A new study by Ben-Gurion University published recently, a year after the outbreak of the Coronavirus, highlights serious issues with Israel's social services. A spike in demand for services, coupled with worsening social and economic conditions, has left the social service sector depleted and social workers underpaid and overworked.
Social workers reported staff and service cuts, underpayment, uncompensated overtime work, as well as exposure to violence and harassment.
The study, led by researcher Dr. Talia Meital Schwartz-Tayri, showed that although the Coronavirus crisis has led to an increase in the number of people in need, social workers are unable to provide quality service due to insufficient resources, time constraints, and fatigue. 41% reported the closure of programs and projects, while only 3% reported the addition of manpower.

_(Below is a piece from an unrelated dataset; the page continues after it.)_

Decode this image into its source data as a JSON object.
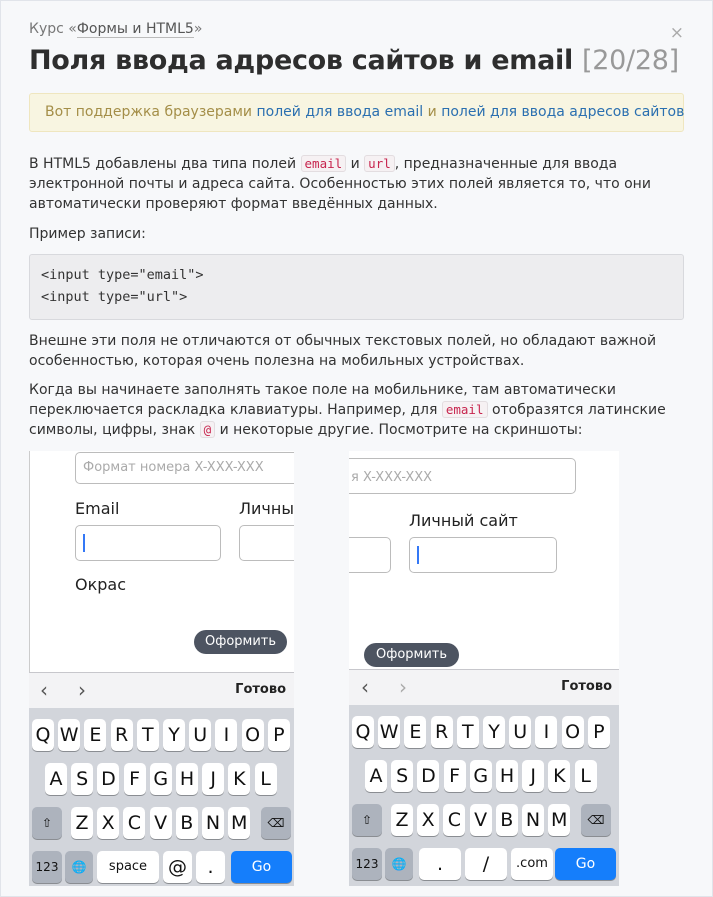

The research is based on a sample of 2,600 social workers employed in every category of welfare services, and was carried out from August to October 2020, after the first and second lockdowns.
While other countries, such as Canada, Scotland, and France, made policy changes to increase welfare services and define essential workers, in Israel, the Coronavirus caused unprecedented damage to welfare services and led to a drop in services. 54% of the research participants reported significant damage to the service in which they worked after the first lockdown and 18% a reduction in manpower.
One of the most difficult findings was that 12% of social workers in domestic violence prevention and child protective services reported a decrease in the service they work in, even after services resumed full time.
Dr. Schwartz-Tayri said, "One of the most difficult things I discovered was that some services did not reopen, even after a gradual return to normal, even when there was a dramatic increase in the number of applications and reports regarding helpless populations, leading to social workers carrying unreasonable loads. During such an unstable period, it's important for certain populations to have someone suitable they can turn to."